With this information, we are able to compare the number of searches between extensions. I thought about this while searching for the price of Luminous.ai, which is listed for sale via GoDaddy. My company owns Luminous.com and was curious about the asking price for the .ai domain name.
According to GoDaddy, Luminous.com was searched 867 times in the last year at GoDaddy. In comparison, Luminous.ai was searched 156 times in the last year. The .ai had about 18% of the search volume as the .com domain name. In my opinion, that is a relatively high ratio. By comparison, Luminous.net had 34 searches and Luminous.me had 11 searches in the last year.

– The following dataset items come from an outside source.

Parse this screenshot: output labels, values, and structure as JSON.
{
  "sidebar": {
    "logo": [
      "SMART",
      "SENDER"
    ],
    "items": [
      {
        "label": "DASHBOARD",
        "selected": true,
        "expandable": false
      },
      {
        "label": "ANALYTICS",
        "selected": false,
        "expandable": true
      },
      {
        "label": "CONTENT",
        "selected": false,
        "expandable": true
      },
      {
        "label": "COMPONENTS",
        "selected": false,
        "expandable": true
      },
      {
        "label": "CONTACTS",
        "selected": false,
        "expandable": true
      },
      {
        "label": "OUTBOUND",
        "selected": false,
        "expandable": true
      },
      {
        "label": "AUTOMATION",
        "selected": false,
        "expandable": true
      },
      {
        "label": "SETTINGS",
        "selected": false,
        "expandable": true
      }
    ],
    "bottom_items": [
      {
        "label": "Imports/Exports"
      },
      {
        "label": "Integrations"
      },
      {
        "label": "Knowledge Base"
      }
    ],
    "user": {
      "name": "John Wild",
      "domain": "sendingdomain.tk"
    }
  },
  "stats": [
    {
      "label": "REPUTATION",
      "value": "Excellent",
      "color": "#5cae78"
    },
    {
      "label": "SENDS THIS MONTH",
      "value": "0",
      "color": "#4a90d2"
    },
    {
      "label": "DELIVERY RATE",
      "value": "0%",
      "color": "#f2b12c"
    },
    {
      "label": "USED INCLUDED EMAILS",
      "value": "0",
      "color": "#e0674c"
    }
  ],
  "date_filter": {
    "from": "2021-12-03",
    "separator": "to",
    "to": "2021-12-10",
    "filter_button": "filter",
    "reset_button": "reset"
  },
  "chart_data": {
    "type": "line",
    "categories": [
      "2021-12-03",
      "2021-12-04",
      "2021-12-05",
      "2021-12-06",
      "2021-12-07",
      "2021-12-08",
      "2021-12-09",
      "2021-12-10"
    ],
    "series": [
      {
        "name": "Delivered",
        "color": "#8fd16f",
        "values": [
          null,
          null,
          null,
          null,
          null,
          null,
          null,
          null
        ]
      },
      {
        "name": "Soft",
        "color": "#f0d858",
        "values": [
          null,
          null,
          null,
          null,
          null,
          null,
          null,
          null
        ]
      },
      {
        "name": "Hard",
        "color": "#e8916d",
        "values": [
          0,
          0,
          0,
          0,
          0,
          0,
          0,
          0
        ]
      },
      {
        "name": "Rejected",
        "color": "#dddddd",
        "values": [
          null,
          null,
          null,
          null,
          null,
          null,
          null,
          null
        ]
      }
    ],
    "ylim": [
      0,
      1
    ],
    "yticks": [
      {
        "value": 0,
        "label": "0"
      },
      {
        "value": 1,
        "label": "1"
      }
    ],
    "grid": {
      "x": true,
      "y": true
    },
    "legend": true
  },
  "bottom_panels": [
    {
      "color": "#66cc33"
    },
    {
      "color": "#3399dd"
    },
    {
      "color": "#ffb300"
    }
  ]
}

I wanted to see how this compared to a domain name search term that probably had less of an AI-focus. SelfCare.com, another domain name my company owns, was searched 572 times on GoDaddy last year. In comparison, SelfCare.ai was searched 48 times in the past year. The .ai had about 8.4% of the searches as the .com.
I would imagine that TLDs that would align well with AI related companies will have a higher search ratio than those terms that do not. Someone would have to do quite a bit of research to figure that out, although just about everything has some sort of AI-related spin these days.
Given the .AI domain name sales that have transacted publicly, perhaps it should not be a surprise that the search ratio is so high for .AI domain names compared to .com.



I suspect many of those .ai searches are domain investors looking for available names to invest in.